How very Pythonic of you. How does it handle rate limiting (people with more than 38-pages of games)? Errors/Exceptions? Or, just re-start if it breaks? But where do you restart before breaking again if rate-limiting isn't taken into account; I don't see anything in the config or otherwise to restart.

QuietCorner

Thanks for the tip! I wasn't aware that the API was rate limited. I'll have to look the rates up. When I hit the limits, I'll build in appropriate delays.

The code was written for my needs, and I'm glad to say it meets them. I haven't encountered any errors, but then again I wasn't writing with a view to making this widely usable for many use cases.

And "pythonic"? Sure, I mean, it was written in Python. Would you prefer a different language?

SJCVChess

Pythonic:

>>> import this

You did a very good job of being VERY Pythonic. But it doesn't address potential rate-limiting issues, resuming a stream.

Might I suggest 2 things:

  1. A file to track where to resume pulling games from the archive?
  2. Parameterization so that this can be run as hourly or daily cron job?

 

QuietCorner

Hi again! Thanks for your suggestions.

The chess.com API is not rate limited for serial calls, so I don't see a need for this script to keep track of progress, it is single threaded.

As for parameterization, I don't need it. The script can be run via crontab and the username parameters can be changed in the config.py file. 

You gave me an idea for something the script could benefit from.
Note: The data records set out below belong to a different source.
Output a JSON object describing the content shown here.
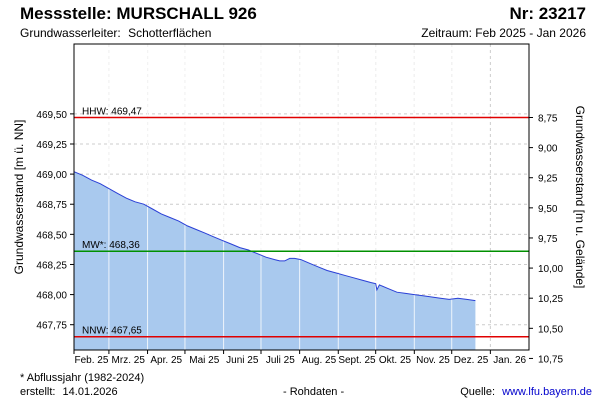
{
  "header": {
    "station_label": "Messstelle: MURSCHALL 926",
    "nr_label": "Nr: 23217",
    "aquifer_label": "Grundwasserleiter:",
    "aquifer_value": "Schotterflächen",
    "period_label": "Zeitraum: Feb 2025 - Jan 2026"
  },
  "footer": {
    "note": "* Abflussjahr (1982-2024)",
    "created_label": "erstellt:",
    "created_date": "14.01.2026",
    "raw_data": "- Rohdaten -",
    "source_label": "Quelle:",
    "source_url": "www.lfu.bayern.de"
  },
  "colors": {
    "fill": "#a9c9ee",
    "line": "#2a3fd6",
    "hhw": "#e00000",
    "mw": "#009000",
    "nnw": "#e00000",
    "grid": "#cccccc"
  },
  "chart_data": {
    "type": "area",
    "ylabel": "Grundwasserstand [m ü. NN]",
    "y2label": "Grundwasserstand [m u. Gelände]",
    "ylim": [
      467.54,
      470.08
    ],
    "y_ticks": [
      "467,75",
      "468,00",
      "468,25",
      "468,50",
      "468,75",
      "469,00",
      "469,25",
      "469,50"
    ],
    "y2_ticks": [
      "8,75",
      "9,00",
      "9,25",
      "9,50",
      "9,75",
      "10,00",
      "10,25",
      "10,50",
      "10,75"
    ],
    "x_ticks": [
      "Feb. 25",
      "Mrz. 25",
      "Apr. 25",
      "Mai 25",
      "Juni 25",
      "Juli 25",
      "Aug. 25",
      "Sept. 25",
      "Okt. 25",
      "Nov. 25",
      "Dez. 25",
      "Jan. 26"
    ],
    "grid": true,
    "reference_lines": [
      {
        "label": "HHW: 469,47",
        "value": 469.47
      },
      {
        "label": "MW*: 468,36",
        "value": 468.36
      },
      {
        "label": "NNW: 467,65",
        "value": 467.65
      }
    ],
    "series": [
      {
        "x": [
          "2025-02-01",
          "2025-02-08",
          "2025-02-15",
          "2025-02-22",
          "2025-03-01",
          "2025-03-08",
          "2025-03-15",
          "2025-03-22",
          "2025-03-29",
          "2025-04-05",
          "2025-04-12",
          "2025-04-19",
          "2025-04-26",
          "2025-05-03",
          "2025-05-10",
          "2025-05-17",
          "2025-05-24",
          "2025-05-31",
          "2025-06-07",
          "2025-06-14",
          "2025-06-21",
          "2025-06-28",
          "2025-07-05",
          "2025-07-12",
          "2025-07-16",
          "2025-07-20",
          "2025-07-24",
          "2025-07-28",
          "2025-08-02",
          "2025-08-09",
          "2025-08-16",
          "2025-08-23",
          "2025-08-30",
          "2025-09-06",
          "2025-09-13",
          "2025-09-20",
          "2025-09-27",
          "2025-10-01",
          "2025-10-02",
          "2025-10-04",
          "2025-10-11",
          "2025-10-18",
          "2025-10-25",
          "2025-11-01",
          "2025-11-08",
          "2025-11-15",
          "2025-11-22",
          "2025-11-29",
          "2025-12-06",
          "2025-12-13",
          "2025-12-20"
        ],
        "values": [
          469.02,
          468.99,
          468.95,
          468.92,
          468.88,
          468.84,
          468.8,
          468.77,
          468.75,
          468.71,
          468.67,
          468.64,
          468.61,
          468.57,
          468.54,
          468.51,
          468.48,
          468.45,
          468.42,
          468.39,
          468.37,
          468.34,
          468.31,
          468.29,
          468.28,
          468.28,
          468.3,
          468.3,
          468.29,
          468.26,
          468.23,
          468.2,
          468.18,
          468.16,
          468.14,
          468.12,
          468.1,
          468.09,
          468.04,
          468.08,
          468.05,
          468.02,
          468.01,
          468.0,
          467.99,
          467.98,
          467.97,
          467.96,
          467.97,
          467.96,
          467.95
        ]
      }
    ]
  }
}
The assumption baked in is that all games for a specific user should be downloaded. Either using a parameter or by keeping track, it might be useful to have the script only download the newer games since a specified date.

Thanks!

skelos

I don't think I understand the problem or the solution. What's wrong with downloading via the archive endpoint, which gives you both games-per-month plus games underway?